Medicinal Chemistry ◽

10.2174/1573406415666190626121650 ◽

2020 ◽

Vol 16 (4) ◽

pp. 531-543

Author(s):

Shaheen Faizi ◽

Tahira Sarfaraz ◽

Saima Sumbul ◽

Almas Jabeen ◽

Sobia A. Halim ◽

...

Keyword(s):

Mannich Reaction ◽

Aromatic Aldehydes ◽

Mannich Bases ◽

Biological Evaluation ◽

Mechanism Of Inhibition ◽

Potent Inhibition ◽

Tnf Α ◽

Elisa Technique ◽

Factor Α ◽

New Compounds

Background: In continuation of our work on Mannich reaction on 8-hydroxyquinoline, fifteen different combinations of aromatic aldehydes and aniline were subjected to Mannich reaction from which twelve products (eight Mannich bases, two imines and two intramolecularly cyclized products with benzofuranone skeleton) were obtained. Among them six compounds (1, 2, 6, 8, 9 and 12) are the new compounds.

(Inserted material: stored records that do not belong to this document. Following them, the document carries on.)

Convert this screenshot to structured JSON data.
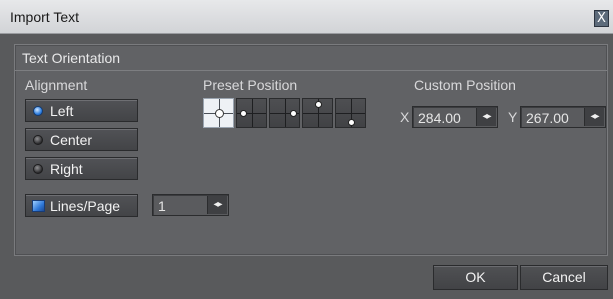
{
  "window": {
    "title": "Import Text",
    "close_label": "X"
  },
  "panel": {
    "title": "Text Orientation"
  },
  "alignment": {
    "label": "Alignment",
    "options": [
      {
        "label": "Left",
        "selected": true
      },
      {
        "label": "Center",
        "selected": false
      },
      {
        "label": "Right",
        "selected": false
      }
    ]
  },
  "lines_per_page": {
    "label": "Lines/Page",
    "checked": true,
    "value": "1",
    "spin_icon": "left-right-arrows"
  },
  "preset_position": {
    "label": "Preset Position",
    "presets": [
      "center",
      "left",
      "right",
      "top",
      "bottom"
    ],
    "selected": "center"
  },
  "custom_position": {
    "label": "Custom Position",
    "x_label": "X",
    "x_value": "284.00",
    "y_label": "Y",
    "y_value": "267.00"
  },
  "footer": {
    "ok_label": "OK",
    "cancel_label": "Cancel"
  },
  "colors": {
    "accent": "#2f7fe0",
    "background": "#595a5c",
    "panel": "#616265"
  }
}
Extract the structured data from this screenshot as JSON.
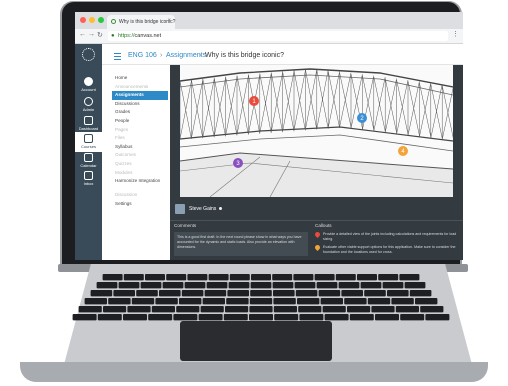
{
  "browser": {
    "tab_title": "Why is this bridge iconic?",
    "tab_close": "×",
    "url_secure": "https://",
    "url_host": "canvas.net",
    "nav_back": "←",
    "nav_forward": "→",
    "nav_reload": "↻",
    "lock_icon": "🔒",
    "menu": "⋮",
    "traffic_colors": [
      "#ff5f57",
      "#febc2e",
      "#28c840"
    ]
  },
  "global_nav": {
    "items": [
      {
        "label": "Account"
      },
      {
        "label": "Admin"
      },
      {
        "label": "Dashboard"
      },
      {
        "label": "Courses"
      },
      {
        "label": "Calendar"
      },
      {
        "label": "Inbox"
      }
    ]
  },
  "breadcrumb": {
    "course": "ENG 106",
    "sep": "›",
    "assignments": "Assignments",
    "page": "Why is this bridge iconic?"
  },
  "course_nav": [
    {
      "label": "Home",
      "state": "normal"
    },
    {
      "label": "Announcements",
      "state": "muted"
    },
    {
      "label": "Assignments",
      "state": "active"
    },
    {
      "label": "Discussions",
      "state": "normal"
    },
    {
      "label": "Grades",
      "state": "normal"
    },
    {
      "label": "People",
      "state": "normal"
    },
    {
      "label": "Pages",
      "state": "muted"
    },
    {
      "label": "Files",
      "state": "muted"
    },
    {
      "label": "Syllabus",
      "state": "normal"
    },
    {
      "label": "Outcomes",
      "state": "muted"
    },
    {
      "label": "Quizzes",
      "state": "muted"
    },
    {
      "label": "Modules",
      "state": "muted"
    },
    {
      "label": "Harmonize Integration",
      "state": "normal"
    },
    {
      "label": "Discussion",
      "state": "muted"
    },
    {
      "label": "Settings",
      "state": "normal"
    }
  ],
  "viewer": {
    "user_name": "Steve Gains",
    "comments_header": "Comments",
    "callouts_header": "Callouts",
    "comment_text": "This is a good first draft. In the next round please show in what ways you have accounted for the dynamic and static loads. Also provide an elevation with dimensions.",
    "callouts": [
      {
        "text": "Provide a detailed view of the joints including calculations and requirements for load sizing.",
        "color": "#e94b3c"
      },
      {
        "text": "Evaluate other viable support options for this application. Make sure to consider the foundation and the locations used for cross.",
        "color": "#f2a33a"
      }
    ],
    "markers": [
      {
        "num": "1",
        "color": "#e94b3c"
      },
      {
        "num": "2",
        "color": "#3a8fd6"
      },
      {
        "num": "3",
        "color": "#8a4fbf"
      },
      {
        "num": "4",
        "color": "#f2a33a"
      }
    ]
  }
}
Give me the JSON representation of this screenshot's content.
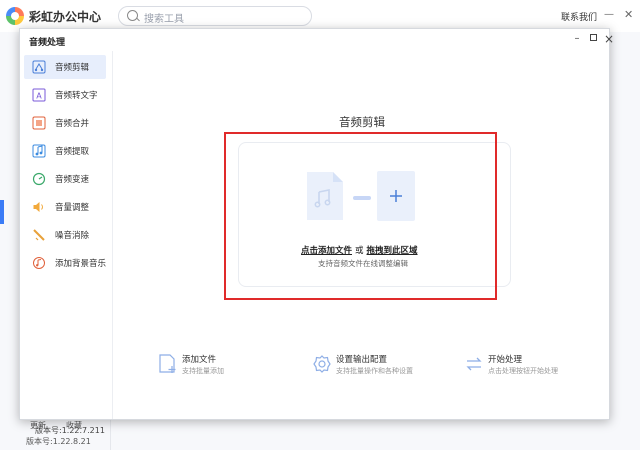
{
  "app": {
    "title": "彩虹办公中心",
    "search_placeholder": "搜索工具",
    "contact": "联系我们",
    "update": "更新",
    "favorite": "收藏",
    "version": "版本号:1.22.8.21"
  },
  "dialog": {
    "title": "音频处理",
    "version": "版本号:1.22.7.211",
    "sidebar": [
      {
        "label": "音频剪辑",
        "icon": "audio-cut-icon",
        "active": true
      },
      {
        "label": "音频转文字",
        "icon": "audio-to-text-icon",
        "active": false
      },
      {
        "label": "音频合并",
        "icon": "audio-merge-icon",
        "active": false
      },
      {
        "label": "音频提取",
        "icon": "audio-extract-icon",
        "active": false
      },
      {
        "label": "音频变速",
        "icon": "audio-speed-icon",
        "active": false
      },
      {
        "label": "音量调整",
        "icon": "volume-adjust-icon",
        "active": false
      },
      {
        "label": "噪音消除",
        "icon": "noise-remove-icon",
        "active": false
      },
      {
        "label": "添加背景音乐",
        "icon": "background-music-icon",
        "active": false
      }
    ],
    "main": {
      "title": "音频剪辑",
      "drop_click": "点击添加文件",
      "drop_or": "或",
      "drop_drag": "拖拽到此区域",
      "drop_sub": "支持音频文件在线调整编辑"
    },
    "steps": [
      {
        "title": "添加文件",
        "desc": "支持批量添加"
      },
      {
        "title": "设置输出配置",
        "desc": "支持批量操作和各种设置"
      },
      {
        "title": "开始处理",
        "desc": "点击处理按钮开始处理"
      }
    ]
  },
  "colors": {
    "accent": "#3b7cf6",
    "highlight_frame": "#e02a2a",
    "active_bg": "#e7eefc"
  }
}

The structures of the compounds were characterized by UV, IR, MS and 1H NMR. Method: The compounds were tested for the inhibition of pro-inflammatory cytokines tumor necrosis factor-α (TNF-α) and Interleukin-1β (IL-1β) at a concentration of 25 µg/mL. The cytokines were produced by THP-1 cells differentiated with PMA for 24hrs and stimulated with LPS for 4 hrs and supernatant were analyzed through ELISA technique. Results and Discussion: Compounds 1-5, 8 and 9 inhibited the production of TNF-α and IL-1β. Compounds 1, 3, and 8 exerted potent inhibitions of TNF-α with 71%, 71%, and 83% inhibition, respectively. Compounds 1 and 8 significantly inhibited the production of IL-1β with 64% and 78% inhibition, respectively. Conclusion: Compounds 1 and 8 significantly inhibited the production of IL-1β with 64% and 78% inhibition, respectively. Notably compound 8 showed the most potent inhibition of these cytokines. Additionally, the effect of compounds on viability of THP-1 cells was also evaluated. Moreover, molecular docking was carried out to study the mechanism of inhibition of TNF-α production.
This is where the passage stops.